Em nossas pequenas redes de apoio se vê o mínimo de esperança, esses grupos se movimentam, fazem circular 

alimento e informação para que as periferias siga com pelo menos o básico de alimentação e higiene, porém nos postos de saúde não há testes disponíveis pra preto, nos cuidamos talvez pela intuição, pelo afeto que nosso povo carrega, porque também nunca foi do nosso feitio esperar por um governo que sabemos que sempre nos quis mortos e, se nos quiseram vivos um dia, foi para permanecermos no papel de servidão e quando rompemos com essa realidade imposta nos matam. Comecei falando sobre o vento acinzentado que leva todos sem critério de raça, mas aqui dentro dessa selva, conseguiram fazer com que ele tenha endereço certo e, sendo assim, não é coincidência que os bairros periféricos são os mais infetados, as trabalhadoras negras não deixaram de ir trabalhar nas casas de seus patrões brancos, elas continuam expostas nos ônibus, nos metrôs e trens da cidade. Há quem as culpe por estarem nas ruas, mas como podemos cobrar que uma família que mora em dois cômodos permaneça toda dentro de sua casa? As crianças e adultos colorem esse céu de pipas muitas vezes por não ter quintal nem espaço suficiente para estarem resguardados. Quem na periferia tem um quarto de jogos para as crianças brincarem?

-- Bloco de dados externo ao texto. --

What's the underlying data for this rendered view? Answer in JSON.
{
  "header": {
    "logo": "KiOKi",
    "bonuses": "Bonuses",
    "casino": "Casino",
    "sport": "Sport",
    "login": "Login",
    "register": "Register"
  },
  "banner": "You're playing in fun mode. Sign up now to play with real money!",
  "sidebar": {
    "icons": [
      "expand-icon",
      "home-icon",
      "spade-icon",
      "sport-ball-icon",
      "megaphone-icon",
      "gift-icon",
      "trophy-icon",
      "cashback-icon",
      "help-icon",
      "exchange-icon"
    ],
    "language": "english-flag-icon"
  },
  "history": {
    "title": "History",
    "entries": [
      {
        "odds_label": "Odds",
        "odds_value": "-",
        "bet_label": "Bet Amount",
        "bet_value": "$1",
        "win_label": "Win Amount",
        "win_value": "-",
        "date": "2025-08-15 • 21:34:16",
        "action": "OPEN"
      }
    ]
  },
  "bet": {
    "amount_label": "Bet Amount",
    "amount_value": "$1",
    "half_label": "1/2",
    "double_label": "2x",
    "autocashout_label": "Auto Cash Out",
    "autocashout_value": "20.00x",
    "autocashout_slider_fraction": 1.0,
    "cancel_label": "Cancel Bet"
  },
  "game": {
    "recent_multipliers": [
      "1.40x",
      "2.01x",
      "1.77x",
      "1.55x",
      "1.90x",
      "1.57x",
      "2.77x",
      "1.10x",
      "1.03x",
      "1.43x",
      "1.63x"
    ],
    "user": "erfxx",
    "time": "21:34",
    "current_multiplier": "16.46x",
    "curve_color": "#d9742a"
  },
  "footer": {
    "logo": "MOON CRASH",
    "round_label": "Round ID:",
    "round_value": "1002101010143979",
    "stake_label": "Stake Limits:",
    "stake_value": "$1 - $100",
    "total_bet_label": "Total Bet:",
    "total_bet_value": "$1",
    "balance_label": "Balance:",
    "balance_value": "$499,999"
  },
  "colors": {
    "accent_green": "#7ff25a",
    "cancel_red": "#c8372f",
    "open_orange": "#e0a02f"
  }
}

Mesmo assim, nas ruas, crianças e jovens correm o risco de se depararem com uma polícia despreparada que pode atirar sem nenhum problema sob o aval do governo e por mais que inflamem o instagram e o facebook com hashtags e frases vazias, na próxima semana é esquecido e ficamos naturalmente a espera de um outro caso de covid ou de racismo e a nossa raiva vai sendo dopada e, em meio a tanto caos, vamos ficando anestesiados pelo entretenimento político devastador em que nessa cena tudo vira piada. Enquanto a gente dorme as piadas assinam leis que afunilam ainda mais a nossa sobrevivência nesse país. Aqui quem é preto, pobre nasce com a marca de alvo nas costas. Sabíamos, quando a pandemia começou, que nas periferias, o descaso seria maior tendo um governo que legitima o racismo, a xenofobia, o feminicídio, a homofobia e infelizmente, era nítido que seríamos os primeiros a cair nesse tabuleiro.

Contudo, aqui de dentro do outono dos meus versos, penso que enquanto este céu estiver colorido de pipas e as ruas barulhentas com a alegria da molecada deve se ter esperança e motivos para seguir acreditando em nossos revides. Neste momento, o maior deles é permanecer viva e com saúde e quando essa pandemia acabar nós possamos continuar lutando para que a próxima geração, como diz o poeta, não seja de excluídos, aqui debaixo do céu de outono mais colorido da cidade seguimos brigando pela sobrevivência, seja se esquivando da COVID seja se esquivando das balas convertidas em chicotes que nos açoitam ainda nos dias de hoje.